Лунц предложил мне сесть за этот же стол и стал задавать вопросы. Все они касались моего преступления. Я объяснил комиссии цель и способ моего выхода в море точно так, как говорил на следствии в КГБ. Вопросы и реплики членов комиссии были настолько серые, что я не запомнил ни одной из них. Казалось, что комиссия шла не на «полном серьезе».
После комиссии у меня появилось тревожное чувство. Я опасался, что эта первая комиссия — лишь формальность, после которой я останусь в институте еще минимум на месяц. Скоро мои опасения оправдались полностью. На обходе Сопляк сказал, что я оставлен до следующей комиссии. На это я возразил, что Уголовно-Про-цессуальный кодекс ограничивает срок экспертизы одним месяцем и в знак протеста объявил голодовку. Голодовку я держал три дня. На четвертый день меня предупредили, что если я не прекращу голодовку, то меня будут кормить насильно через шланг. О таком виде кормления я раньше ничего не слышал, но Белов и Завадский, оба находившиеся в заключении уже не в первый раз, подтвердили, что такое кормление тюремщики действительно применяют.
— Раздерут вам шлангом внутренности — потом будете всю жизнь язвой желудка мучиться! — заметил Белов.
Я понял, что голодовка, о которой ничего не знают за стенами тюрьмы, в СССР — не метод борьбы. Когда позднее меня вызвал Сопляк и стал уговаривать прекратить голодовку, предлагая выполнить кое-какие требования, я согласился. Я согласился находиться на экспертизе еще месяц, но не более. Администрация в свою очередь, обещала добиться присылки оставшихся у следователя моих денег, а также — зимних вещей из моей ленинградской комнаты.

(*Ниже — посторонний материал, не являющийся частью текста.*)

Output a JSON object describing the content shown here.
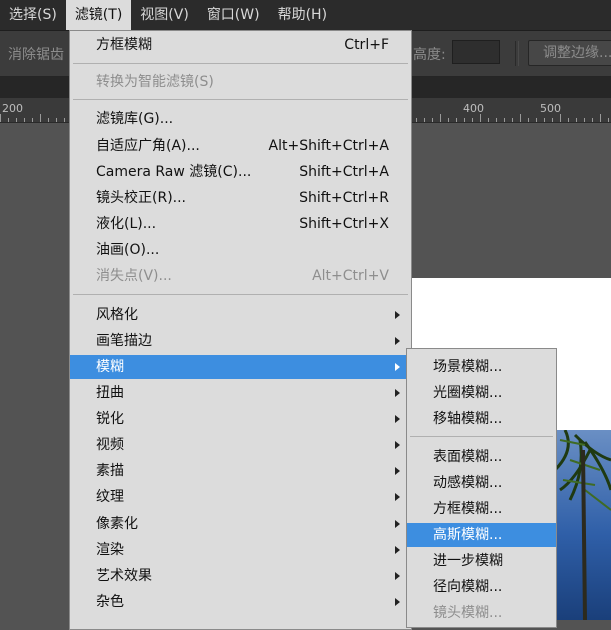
{
  "menubar": {
    "items": [
      {
        "label": "选择(S)"
      },
      {
        "label": "滤镜(T)"
      },
      {
        "label": "视图(V)"
      },
      {
        "label": "窗口(W)"
      },
      {
        "label": "帮助(H)"
      }
    ]
  },
  "options": {
    "antialias_label": "消除锯齿",
    "height_label": "高度:",
    "height_value": "",
    "refine_edge_label": "调整边缘..."
  },
  "ruler": {
    "labels": [
      "200",
      "400",
      "500"
    ]
  },
  "filter_menu": {
    "last_filter": {
      "label": "方框模糊",
      "shortcut": "Ctrl+F"
    },
    "convert_smart": {
      "label": "转换为智能滤镜(S)"
    },
    "gallery": {
      "label": "滤镜库(G)..."
    },
    "adaptive_wide": {
      "label": "自适应广角(A)...",
      "shortcut": "Alt+Shift+Ctrl+A"
    },
    "camera_raw": {
      "label": "Camera Raw 滤镜(C)...",
      "shortcut": "Shift+Ctrl+A"
    },
    "lens_correction": {
      "label": "镜头校正(R)...",
      "shortcut": "Shift+Ctrl+R"
    },
    "liquify": {
      "label": "液化(L)...",
      "shortcut": "Shift+Ctrl+X"
    },
    "oil_paint": {
      "label": "油画(O)..."
    },
    "vanishing_point": {
      "label": "消失点(V)...",
      "shortcut": "Alt+Ctrl+V"
    },
    "categories": [
      {
        "label": "风格化"
      },
      {
        "label": "画笔描边"
      },
      {
        "label": "模糊"
      },
      {
        "label": "扭曲"
      },
      {
        "label": "锐化"
      },
      {
        "label": "视频"
      },
      {
        "label": "素描"
      },
      {
        "label": "纹理"
      },
      {
        "label": "像素化"
      },
      {
        "label": "渲染"
      },
      {
        "label": "艺术效果"
      },
      {
        "label": "杂色"
      }
    ]
  },
  "blur_submenu": {
    "items": [
      {
        "label": "场景模糊..."
      },
      {
        "label": "光圈模糊..."
      },
      {
        "label": "移轴模糊..."
      },
      {
        "label": "表面模糊..."
      },
      {
        "label": "动感模糊..."
      },
      {
        "label": "方框模糊..."
      },
      {
        "label": "高斯模糊..."
      },
      {
        "label": "进一步模糊"
      },
      {
        "label": "径向模糊..."
      },
      {
        "label": "镜头模糊..."
      }
    ]
  },
  "colors": {
    "highlight": "#3d8ee0",
    "menu_bg": "#dcdcdc",
    "app_bg": "#535353"
  }
}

Когда я вернулся в палату, ушлые бабки сразу накормили меня. За три дня я очень ослабел и стал практически неработоспособным, зато приобрел опыт. Этот опыт заполнил пробел в моем познании самого себя. Раньше я не знал, сколько дней мой организм смог бы сохранять работоспособность тела без питания, не жизнь, а именно работоспособность. Голодание было возможно в условиях моего будущего побега и я должен был знать, какое время я смог бы продолжать свой побег без пищи. Теперь я этот срок знал.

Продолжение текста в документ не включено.